# Lian Li pc-v1100 B plus II - Exhaust fan question



## doktrin (Oct 15, 2007)

I recently build my first rig, a Lian Li ("silent") v1100 plus II. 

Every review I read refers to the rear fan as an exhaust fan... but in my case (no pun intended), that thing is most definitely an intake. (as in, taking in air and blowing it over the MB/CPU). 

(linked review : http://www.geek.com/lian-li-pc-v1100-plus-ii/ )

I don't think I installed it incorrectly - as far as I can tell the design of this particular fan only allows it to fit into the case in one way. 

Any ideas? Is there a way to switch fan directions? Is having the rear fan as an intake a -bad- thing? (for CPU/mobo/etc)

my temps seem to be somewhat decent. My CPU temperature never goes above 39 C under load (15 lower idle)... my mobo temps, however, are between 40-50 depending. 

Any feedback would be greatly appreciated!


----------



## forcifer (Nov 20, 2005)

hmm why do you not think you can put it in the other way?


----------



## doktrin (Oct 15, 2007)

the fan on this case comes ready with a mount for what they call a "cpu guard" (basically a piece of metal that extends over the cpu fan)

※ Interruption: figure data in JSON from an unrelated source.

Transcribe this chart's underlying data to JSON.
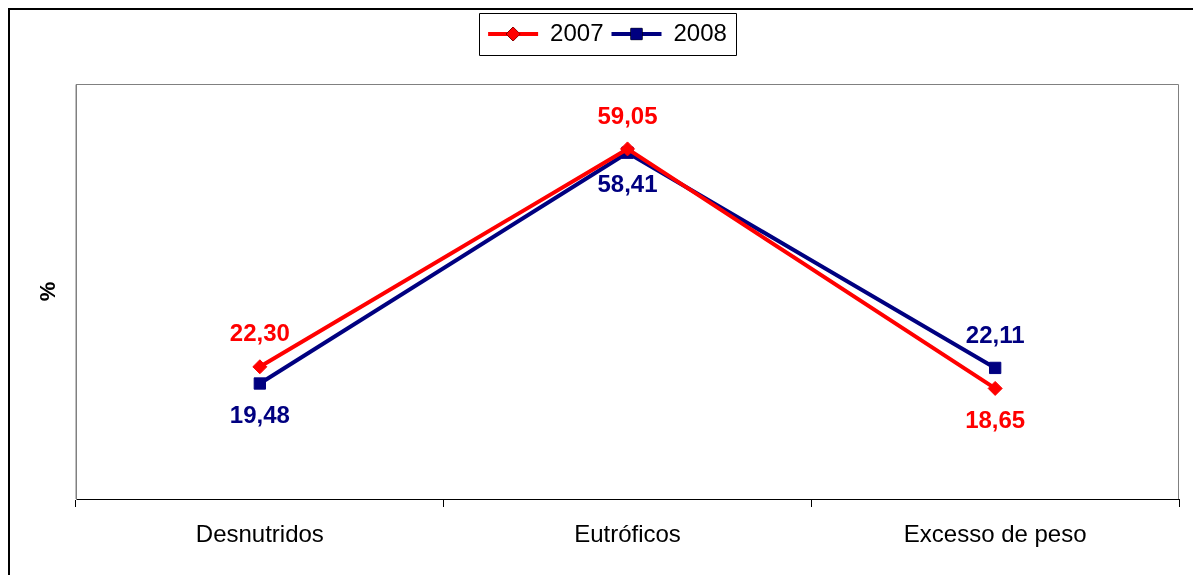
{
  "chart_data": {
    "type": "line",
    "ylabel": "%",
    "categories": [
      "Desnutridos",
      "Eutróficos",
      "Excesso de peso"
    ],
    "series": [
      {
        "name": "2007",
        "color": "#ff0000",
        "marker": "diamond",
        "values": [
          22.3,
          59.05,
          18.65
        ],
        "value_labels": [
          "22,30",
          "59,05",
          "18,65"
        ]
      },
      {
        "name": "2008",
        "color": "#000080",
        "marker": "square",
        "values": [
          19.48,
          58.41,
          22.11
        ],
        "value_labels": [
          "19,48",
          "58,41",
          "22,11"
        ]
      }
    ],
    "ylim": [
      0,
      70
    ],
    "tick_labels": "x",
    "legend": "top",
    "line_style": "solid"
  }
}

flipping the fan would put the mounting hookup (pardon my awful terminology) on the outside of the case


----------



## doktrin (Oct 15, 2007)

whoops
just got home and realized I could actually unscrew the "guard" from the fan. Turns out it came incorrectly mounted from the vendor / factory.

So far, according to speedfan it's not making the huge differences in my temps, but at least I know I"m not blowing massive amounts of dust all over my gear.


----------



## Waldeck (Apr 13, 2008)

doktrin

I have the 2100 plus 2. Its the same set up just more Hard Drives.
The top side fan is the exhast the back fan in the center is an intake fan the adjustable ally plate directs the air over the Mother board, in my case the memory banks (my board is reversed or upside down). Just need a good filter and a deflector at the back to stop hot air coming in from the PSU outlet.


----------